Une fillette entre doucement. Elle s’approche, retire les bottes de la femme, la recouvre du drap, la veille pendant un moment.

 

La lumière-mur naît doucement, fragile, autour du lit. Puis, dans d’autres espaces obscurs du mur, par taches. Comme des amibes flottantes, ces taches se rejoignent.

 

Voix off

Intérieur jour.

Une chambre d’un petit hôtel en bord de mer.

Une plage du nord sans touristes.

On est le lendemain matin.

Une fillette entre et la femme n’est pas dans le lit.

Elle est au sol.

La trace de l’amour parti l’a poussée en bas.

On dirait qu’elle dort.

Ce n’est pas la mère de l’enfant.

C’est sa tante.

 

La femme se lève, regarde la trace de son corps dans le lit, puis s’éloigne en dialoguant avec la narration. La fillette continue de veiller le vide.

 

La femme

Ce n’est pas sa tante.

La mère a lancé la petite vers la chambre comme une bouée.

La petite irradie la vie.

Ce sera comme un masque d’oxygène…

 

Voix off

… a pensé sa mère peut-être en l’envoyant.

 

La femme (comme écrivant ce qu’elle verrait)
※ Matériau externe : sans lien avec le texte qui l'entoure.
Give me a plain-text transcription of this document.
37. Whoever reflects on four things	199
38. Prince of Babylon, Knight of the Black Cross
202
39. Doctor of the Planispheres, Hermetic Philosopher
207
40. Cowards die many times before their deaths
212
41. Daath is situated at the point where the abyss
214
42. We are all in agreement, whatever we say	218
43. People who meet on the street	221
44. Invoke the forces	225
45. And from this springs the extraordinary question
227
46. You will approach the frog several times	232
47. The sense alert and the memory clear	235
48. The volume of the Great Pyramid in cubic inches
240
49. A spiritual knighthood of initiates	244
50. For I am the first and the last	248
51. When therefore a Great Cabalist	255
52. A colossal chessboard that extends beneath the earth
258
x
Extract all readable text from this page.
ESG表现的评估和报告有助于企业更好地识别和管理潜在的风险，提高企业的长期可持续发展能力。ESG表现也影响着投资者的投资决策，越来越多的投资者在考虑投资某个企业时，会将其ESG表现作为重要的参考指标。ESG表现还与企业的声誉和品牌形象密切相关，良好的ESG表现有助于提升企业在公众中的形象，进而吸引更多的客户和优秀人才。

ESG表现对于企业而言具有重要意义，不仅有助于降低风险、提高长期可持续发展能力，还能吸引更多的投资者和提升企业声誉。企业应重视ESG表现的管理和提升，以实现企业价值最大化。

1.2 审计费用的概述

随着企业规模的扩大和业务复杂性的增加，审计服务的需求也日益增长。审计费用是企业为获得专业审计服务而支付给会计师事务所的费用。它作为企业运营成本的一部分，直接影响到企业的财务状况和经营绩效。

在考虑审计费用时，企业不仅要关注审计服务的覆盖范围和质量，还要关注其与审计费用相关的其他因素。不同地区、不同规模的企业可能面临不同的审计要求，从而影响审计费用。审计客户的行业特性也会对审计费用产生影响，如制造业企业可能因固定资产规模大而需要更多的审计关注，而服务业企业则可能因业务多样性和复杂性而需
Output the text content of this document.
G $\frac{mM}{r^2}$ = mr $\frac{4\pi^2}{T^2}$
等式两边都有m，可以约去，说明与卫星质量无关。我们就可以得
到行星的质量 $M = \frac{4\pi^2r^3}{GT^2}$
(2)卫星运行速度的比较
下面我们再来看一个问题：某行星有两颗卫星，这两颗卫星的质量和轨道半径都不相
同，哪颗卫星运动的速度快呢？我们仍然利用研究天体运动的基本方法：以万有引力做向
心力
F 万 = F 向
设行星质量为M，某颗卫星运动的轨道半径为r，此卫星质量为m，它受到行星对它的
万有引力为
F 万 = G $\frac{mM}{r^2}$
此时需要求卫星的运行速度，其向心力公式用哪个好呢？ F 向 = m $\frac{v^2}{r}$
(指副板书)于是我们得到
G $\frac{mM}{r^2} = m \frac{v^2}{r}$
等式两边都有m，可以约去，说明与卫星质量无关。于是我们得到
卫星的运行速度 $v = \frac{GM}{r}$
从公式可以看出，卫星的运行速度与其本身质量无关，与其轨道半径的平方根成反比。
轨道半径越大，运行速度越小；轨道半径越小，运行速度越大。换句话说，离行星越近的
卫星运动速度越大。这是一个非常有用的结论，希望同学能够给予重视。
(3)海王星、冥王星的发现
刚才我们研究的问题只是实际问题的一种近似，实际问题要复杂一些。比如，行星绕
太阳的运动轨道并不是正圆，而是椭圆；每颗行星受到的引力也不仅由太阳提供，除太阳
La femme ne dort pas, mais elle ne peut pas encore parler. La petite n’a pas la force de la soulever vers le lit. Elle lui enlève ses bottines, met sous sa tête un oreiller, la couvre d’une couverture. Cela va de soi. Elle a les gestes savants de ceux qui tous les jours font cela. Même si c’est la première fois. C’est peut-être la mémoire d’avoir, bébé, été langée ou alors le savoir archaïque des habitants de cette région du monde.

 

Lorsque la femme est bien au chaud, la petite peut redevenir une enfant. À genoux sur le matelas, elle teste les ressorts. Elle fouille dans les affaires de la femme. Essaie une robe, peut-être un collier.

 

Les enfants arrivent dans un jeu d’apparition / disparition : la lumière qui balaie semble les attraper, les surprendre dans leur incursion. Ils ne marchent pas sur la pointe des pieds, mais cela en donne l’impression.

 

La femme

Quand les autres enfants arrivent, on ne sait pas d’où ils viennent. C’est comme si des autres chambres de l’hôtel, des autres maisons de la rue, des cours d’école de la ville, ils avaient entendu l’appel au jeu de la petite et qu’ils s’étaient faufilés par des chemins uniquement connus d’eux.

 

Ils se couchent tous dans le lit en faisant le moins de bruit possible. Le micro sous le matelas à ressorts amplifie chaque mouvement et dramatise cet amoncellement de corps. La lumière viendra magnifier l’image avant que les enfants ne fondent du lit.

 

S’ensuivra une discussion entre les enfants et la femme sur leur positionnement chaotique et joli dans le lit. Sur le surpeuplement du lit. Une fillette raconte que chez sa grand-mère, ils étaient quatorze enfants et qu’il y avait simplement deux lits. La femme l’interroge sur l’aspect catastrophique de la chose en référence à Perec qui dit que le lit est conçu pour le repos de deux personnes maximum, que c’est « presque toujours un signe de catastrophe que de devoir y dormir à plusieurs » (Perec, 1974 : 25). Cela tourne rapidement à la blague. On pourra ensuite parler de la nécessité de dormir au chaud, de la possibilité de veiller les uns sur les autres ou des peurs nocturnes. La discussion devra rester vivante, de soir en soir.

Dans le corps de l’enfant (suite)

Dans la vie, quand les enfants jouent en incarnant des situations, ils en inventent les rebondissements, au fur et à mesure. Rares sont ceux qui écrivent d’abord l’histoire avant de la performer et, s’ils le font, ils se permettront probablement ensuite de la modifier en direct, de la commenter, de la réinventer, rejouant souvent la même situation mais sous différentes variations, en en déployant les possibles. Cette force du jeu enfantin qui ne fait pas de distinction entre l’auteur·trice et l’acteur·trice influence notre façon d’écrire collectivement et à partir du plateau. Pour magnifier, comme nous l’avons précédemment évoqué, le corps de l’enfant dans son énergie brute. Pour qu’il y ait une véritable rencontre avec l’adulte, il faut s’en inspirer; que les adultes, celle-là en scène comme les concepteur·trices à la régie, s’aventurent vers d’autres façons de créer, plus proches du jeu enfantin que du jeu théâtral. Non pas pour faire l’économie de la peur et de la gravité de l’existence, mais pour défendre une approche du jeu qui ne masque pas le fait que l’on cherche en jouant, et que chaque instant de vie est nouveau et nous échappe.